Solving the Washington-Gonzaga Civil War in Men's Basketball

The ongoing battle by various parties in the state of Washington to get the Husky men’s basketball program and Gonzaga men’s basketball program playing each other again has gone for way too long. These teams have not played since 2006-07.

This long of a civil war because of personal differences over the recruitment of Josh Heytvelt needs to be water under the bridge in the year 2014. For Washington, as attendance has declined at Alaska Airlines Arena coinciding with the declining play on the court they need a game every other with Gonzaga.

A visit from the Bulldogs would be a virtual sellout without any trouble and bring a fantastic vibe to Alaska Airlines Arena for a nationally televised game between the two schools.

Also, Husky fans and the basketball program need to understand that playing the Bulldogs and pushing themselves against top flight competition is what competition is all about.

In regard to Gonzaga, while their program and the fans think they have the pedigree of a Duke, Kansas, or Kentucky and don’t need Washington on the schedule.  The reality is they do and need to understand their place in the big picture of college basketball. That place in the big picture is one of a strong program that will never get out of the West Coast Conference.

It is one thing for the Bulldogs to try and push schools like in Washington State into a terribly negotiated deal where the Cougars gave up their 2014 home game and moved it to Spokane. This was a byproduct of an ultimatum given by Gonzaga to play the game in Spokane or not at all.

But for the Husky athletic department this should not be necessary to restart this rivalry as if this program is as powerful as its thinks is then there is no reason to do not have a 1-1-1 format to this series.
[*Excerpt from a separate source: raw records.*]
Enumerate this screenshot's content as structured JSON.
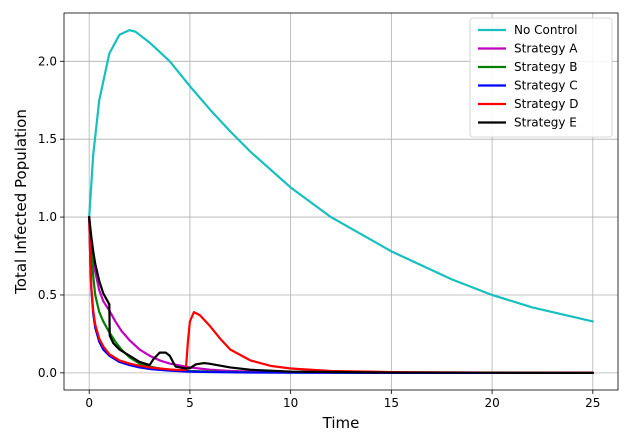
{
  "chart_data": {
    "type": "line",
    "xlabel": "Time",
    "ylabel": "Total Infected Population",
    "xlim": [
      -1.25,
      26.25
    ],
    "ylim": [
      -0.11,
      2.31
    ],
    "xticks": [
      0,
      5,
      10,
      15,
      20,
      25
    ],
    "yticks": [
      0.0,
      0.5,
      1.0,
      1.5,
      2.0
    ],
    "grid": true,
    "legend_position": "top-right",
    "series": [
      {
        "name": "No Control",
        "color": "#17bfbf",
        "x": [
          0,
          0.2,
          0.5,
          1.0,
          1.5,
          2.0,
          2.3,
          3.0,
          4.0,
          5.0,
          6.0,
          7.0,
          8.0,
          10.0,
          12.0,
          15.0,
          18.0,
          20.0,
          22.0,
          25.0
        ],
        "y": [
          1.0,
          1.4,
          1.75,
          2.05,
          2.17,
          2.2,
          2.19,
          2.12,
          2.0,
          1.84,
          1.69,
          1.55,
          1.42,
          1.19,
          1.0,
          0.78,
          0.6,
          0.5,
          0.42,
          0.33
        ]
      },
      {
        "name": "Strategy A",
        "color": "#bf00bf",
        "x": [
          0,
          0.1,
          0.2,
          0.3,
          0.5,
          0.7,
          1.0,
          1.3,
          1.6,
          2.0,
          2.5,
          3.0,
          3.5,
          4.0,
          5.0,
          6.0,
          7.0,
          8.0,
          10.0,
          15.0,
          20.0,
          25.0
        ],
        "y": [
          1.0,
          0.85,
          0.74,
          0.65,
          0.53,
          0.46,
          0.4,
          0.33,
          0.27,
          0.21,
          0.15,
          0.11,
          0.08,
          0.06,
          0.035,
          0.02,
          0.012,
          0.008,
          0.004,
          0.002,
          0.001,
          0.0
        ]
      },
      {
        "name": "Strategy B",
        "color": "#007f00",
        "x": [
          0,
          0.1,
          0.2,
          0.3,
          0.5,
          0.7,
          1.0,
          1.3,
          1.6,
          2.0,
          2.5,
          3.0,
          3.5,
          4.0,
          5.0,
          6.0,
          7.0,
          8.0,
          10.0,
          15.0,
          20.0,
          25.0
        ],
        "y": [
          1.0,
          0.8,
          0.62,
          0.5,
          0.39,
          0.33,
          0.26,
          0.2,
          0.15,
          0.1,
          0.06,
          0.04,
          0.028,
          0.02,
          0.012,
          0.008,
          0.005,
          0.003,
          0.002,
          0.001,
          0.0,
          0.0
        ]
      },
      {
        "name": "Strategy C",
        "color": "#0000ff",
        "x": [
          0,
          0.05,
          0.1,
          0.2,
          0.3,
          0.5,
          0.7,
          1.0,
          1.5,
          2.0,
          2.5,
          3.0,
          4.0,
          5.0,
          6.0,
          8.0,
          10.0,
          15.0,
          20.0,
          25.0
        ],
        "y": [
          1.0,
          0.75,
          0.55,
          0.38,
          0.29,
          0.2,
          0.15,
          0.11,
          0.07,
          0.05,
          0.035,
          0.025,
          0.014,
          0.008,
          0.005,
          0.002,
          0.001,
          0.0,
          0.0,
          0.0
        ],
        "note_fit": ""
      },
      {
        "name": "Strategy D",
        "color": "#ff0000",
        "x": [
          0,
          0.05,
          0.1,
          0.2,
          0.3,
          0.5,
          0.7,
          1.0,
          1.5,
          2.0,
          2.5,
          3.0,
          3.5,
          4.0,
          4.5,
          4.8,
          4.9,
          5.0,
          5.2,
          5.5,
          6.0,
          6.5,
          7.0,
          8.0,
          9.0,
          10.0,
          12.0,
          15.0,
          20.0,
          25.0
        ],
        "y": [
          1.0,
          0.75,
          0.56,
          0.4,
          0.31,
          0.22,
          0.17,
          0.12,
          0.08,
          0.06,
          0.045,
          0.035,
          0.028,
          0.022,
          0.018,
          0.02,
          0.2,
          0.33,
          0.39,
          0.37,
          0.3,
          0.22,
          0.15,
          0.08,
          0.045,
          0.028,
          0.012,
          0.005,
          0.002,
          0.001
        ]
      },
      {
        "name": "Strategy E",
        "color": "#000000",
        "x": [
          0,
          0.1,
          0.2,
          0.3,
          0.5,
          0.7,
          1.0,
          1.02,
          1.2,
          1.5,
          2.0,
          2.5,
          3.0,
          3.2,
          3.5,
          3.8,
          4.0,
          4.2,
          4.3,
          4.5,
          4.8,
          5.0,
          5.3,
          5.7,
          6.0,
          7.0,
          8.0,
          10.0,
          15.0,
          20.0,
          25.0
        ],
        "y": [
          1.0,
          0.88,
          0.78,
          0.7,
          0.59,
          0.51,
          0.44,
          0.24,
          0.19,
          0.15,
          0.11,
          0.07,
          0.05,
          0.09,
          0.13,
          0.13,
          0.11,
          0.06,
          0.04,
          0.035,
          0.028,
          0.03,
          0.055,
          0.063,
          0.058,
          0.035,
          0.02,
          0.008,
          0.002,
          0.001,
          0.0
        ]
      }
    ]
  }
}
These two schools should rotate between each others home courts for a year. For the third game it should be played at Key Arena. Moreover, for the Key Arena game split the tickets  in half. This would create a visual on television that  would be similar to the Oklahoma-Texas Red River Shootout.

The bottom line is the last thing fans of both schools should seriously ask themselves is do you really want the politicians in the State of Washington to intervene on an issue like this. The political leaders in the state of Washington have a hard enough time running the state without getting involved with sports issues.

These two schools have strong enough leadership that their is no reason to find a common ground that lines the pockets of both schools very nicely.  Thus, let’s be honest at the end of the day these two programs can hate each other. However, they both can resume this rivalry by making this worth their while financially.